First off, I'm going to tell you that you get a hell of a lot of music with this release. At two discs, which clock in at almost 140 minutes combined, it's a lot of music to digest. Within that over two hour span, there are a lot of good sounds and a couple tracks that are very noteworthy. However, as he does on his second album (this, his first, was released in 1995, then re-released later with a bonus disc of mixes) Let's Get Killed, the disc suffers a bit from the songs simply lingering on too long in several different parts.
As one could tell by the title of the album, much of the music on the disc seems like it could easily play as the soundtrack to a film. Especially the first track "No Man's Land," with chiming bells from a distant tower and flutes over a beat that will make you feel like you're drifting over the cold coast of Ireland.
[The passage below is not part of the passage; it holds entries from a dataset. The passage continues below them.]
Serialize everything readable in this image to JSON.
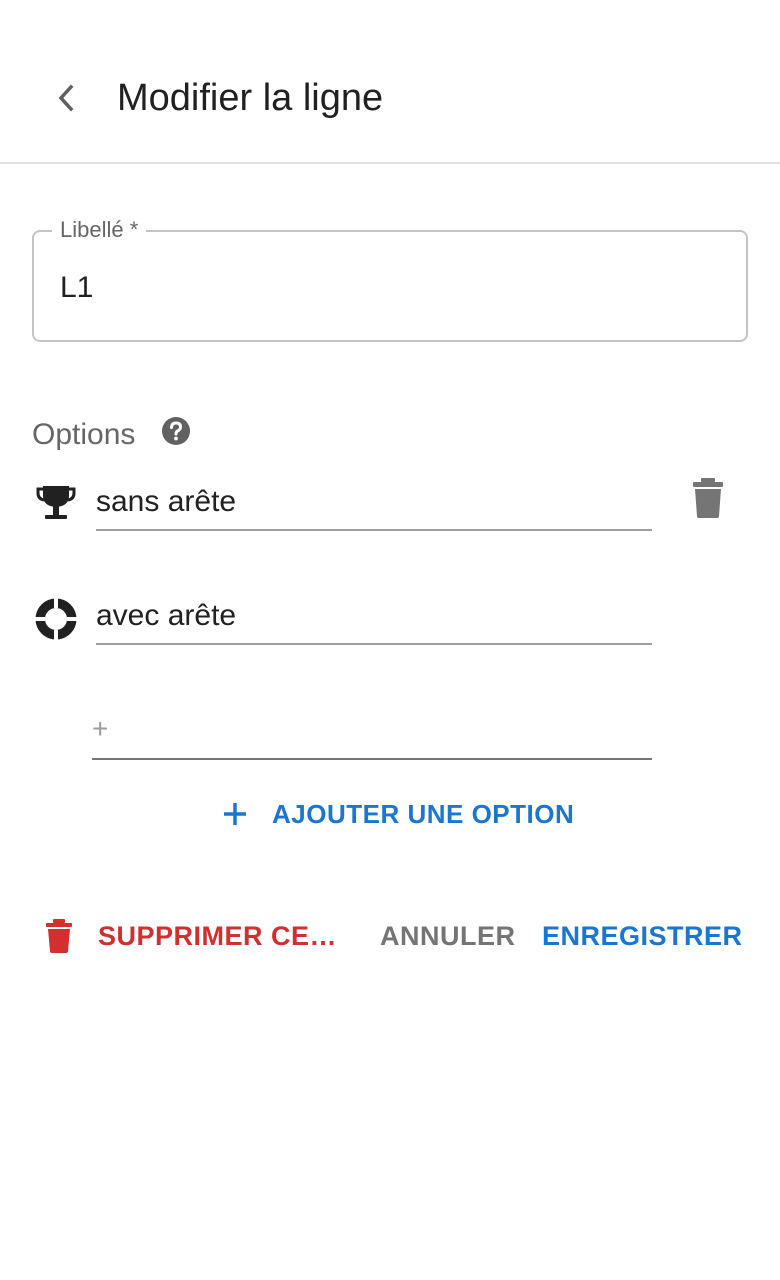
{
  "header": {
    "title": "Modifier la ligne",
    "back_icon": "chevron-left-icon"
  },
  "label_field": {
    "label": "Libellé *",
    "value": "L1"
  },
  "options": {
    "title": "Options",
    "help_icon": "help-circle-icon",
    "items": [
      {
        "label": "sans arête",
        "icon": "trophy-icon"
      },
      {
        "label": "avec arête",
        "icon": "lifebuoy-icon"
      }
    ],
    "new_placeholder": "+",
    "add_label": "AJOUTER UNE OPTION",
    "delete_icon": "trash-icon"
  },
  "footer": {
    "delete_label": "SUPPRIMER CE…",
    "cancel_label": "ANNULER",
    "save_label": "ENREGISTRER"
  },
  "colors": {
    "primary": "#1976d2",
    "danger": "#d32f2f",
    "muted": "#757575"
  }
}
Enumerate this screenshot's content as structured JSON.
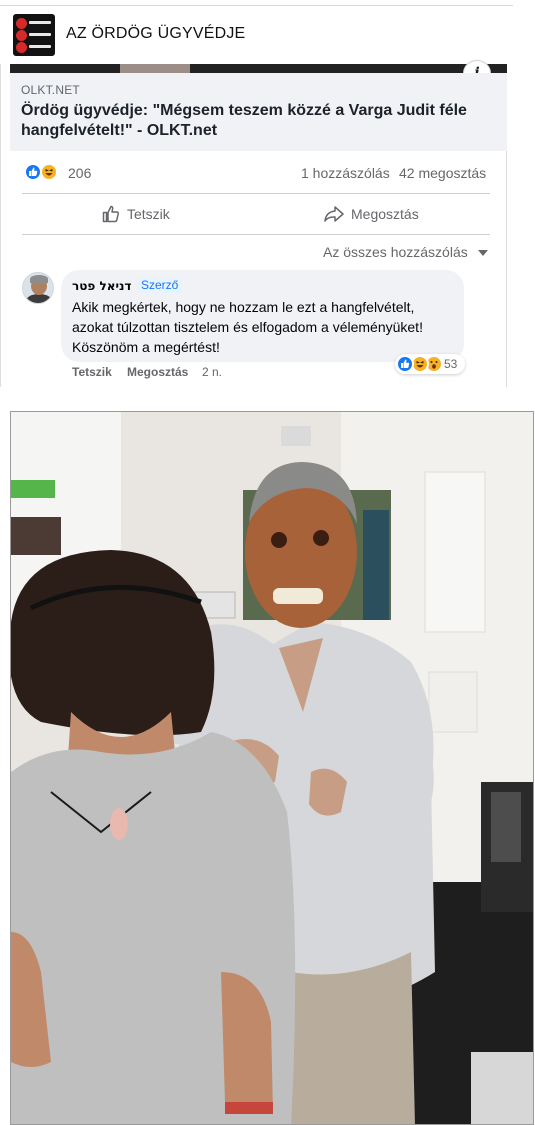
{
  "header": {
    "title": "AZ ÖRDÖG ÜGYVÉDJE"
  },
  "link_preview": {
    "domain": "OLKT.NET",
    "title": "Ördög ügyvédje: \"Mégsem teszem közzé a Varga Judit féle hangfelvételt!\" - OLKT.net"
  },
  "stats": {
    "reactions": "206",
    "comments": "1 hozzászólás",
    "shares": "42 megosztás"
  },
  "actions": {
    "like": "Tetszik",
    "share": "Megosztás"
  },
  "comments_filter": "Az összes hozzászólás",
  "comment": {
    "author": "דניאל פטר",
    "badge": "Szerző",
    "text": "Akik megkértek, hogy ne hozzam le ezt a hangfelvételt, azokat túlzottan tisztelem és elfogadom a véleményüket! Köszönöm a megértést!",
    "reaction_count": "53",
    "like": "Tetszik",
    "share": "Megosztás",
    "time": "2 n."
  },
  "colors": {
    "facebook_blue": "#1877f2",
    "reaction_yellow": "#f7b125",
    "muted_text": "#65676b"
  }
}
He drops the first of several acid-driven tracks with the tripped-out "Slash The Seats." He hits the dancefloor running with the pounder "Shake Ya Brain" before he completely changes styles with the laid-back loungey feel (and female vocals) on "Gone."
On a track that sounds like something inspired by Plastikman himself (with a rather fitting title), Holmes goes into a rather minimal dancefloor style on "Minus 61 In Detroit." It's a super-long track with a slow progression that works better than a few of the other longer numbers on the disc simply because it seems to know where it's going rather than lingering about and replaying the same bits over and over again. Perhaps the only track on the disc that really fits with the dark cover art (that looks like it came from a serial killers private art collection) is the rather haunting "Inspired By Leyburn." After starting out with a bit of rambling ambience (with a nice dirty guitar bit over it all), a super-grimy beat rumbles in and gives it some backbone.
Although the second disc is sort of a bonus, it does have some great tracks. Although it's dominated by remixes of the track "Gone" (including the excellent one by Kruder And Dorfmeister, also available on their K & D Sessions release), the real winners are the other tracks included. Two of these is the slick drum and bass reworking of "Freaknik" from Let's Get Killed, called "Mosh It" (that was also on a Jockey Slut comp a couple years back) and the sinister sounding "Connencting Flight Syndrome."
Since it's Holmes first album, it is a little different than his newer releases, and so even if you've liked his newer stuff, it's definitely not a guarantee you'll like this. As mentioned above, some of the tracks could have probably benefitted from a little bit of trimming, but there's also a lot of pretty good music to be heard as well, especially for a debut.